The School of Earth and Atmospheric Sciences Presents Dr. Ravindra Duddu, Vanderbilt University
The dynamic ice mass loss from the Antarctic and Greenland ice sheets into oceans is one of the greatest sources of uncertainty in predicting future sea level rise. The fracture and detachment of icebergs, that is, calving controls the mass loss from ice sheets, and is intricately linked to climate dynamics through processes such as hydrofracturing.
It has been hypothesized that hydrofracturing of ice shelves followed by ice cliff failure in Antarctica could contribute to rapid sea level rise over the coming centuries. Therefore, it is important that we improve our understanding of calving and its representation in numerical ice sheet models.
In contrast to existing empirical calving models, fracture-mechanics-based models assume that calving occurs when the combination of surface and basal crevasses penetrates the entire ice thickness.
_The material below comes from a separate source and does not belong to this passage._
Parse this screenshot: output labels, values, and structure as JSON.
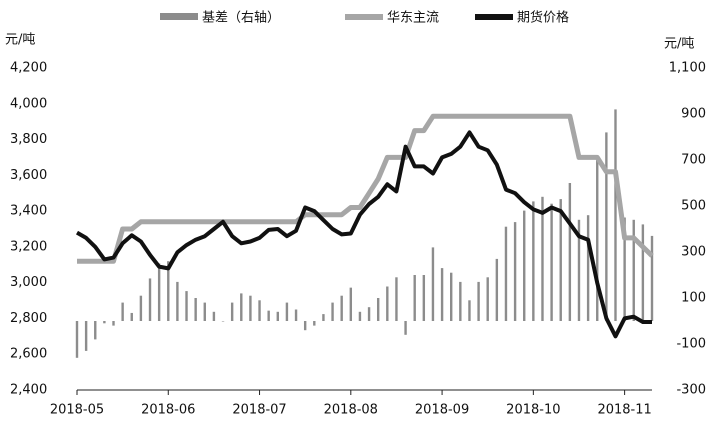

These models can be classified into three groups: zero stress, linear elastic fracture mechanics (LEFM), and continuum damage mechanics (CDM) models.
In this presentation, I will present an brief overview of zero stress and LEFM calving models followed by two CDM models for brittle tensile fracture to study the propagation of air-filled and water-filled crevasses. Using idealized simulations studies on rectangular glaciers in two-dimensions (plane strain conditions), I will compare the predicted crevasse depths across different models. I will discuss the agreement between the models in relation to ice rheology, fracture process zone and basal boundary conditions.
Based on preliminary results, I will argue that floating ice shelves are more vulnerable than grounded glaciers due to the combination of meltwater-induced hydrofracture and plate bending. I will end with some remarks on the limitations of fracture-mechanics-based calving models and directions for future work, namely modeling shear failure of ice cliffs and improving parametrizations of calving in ice sheet models.
Acknowledgements: This work is funded by prior NSF grant #PLR-1341428 and a current NSF CAREER grant #PLR-1847173.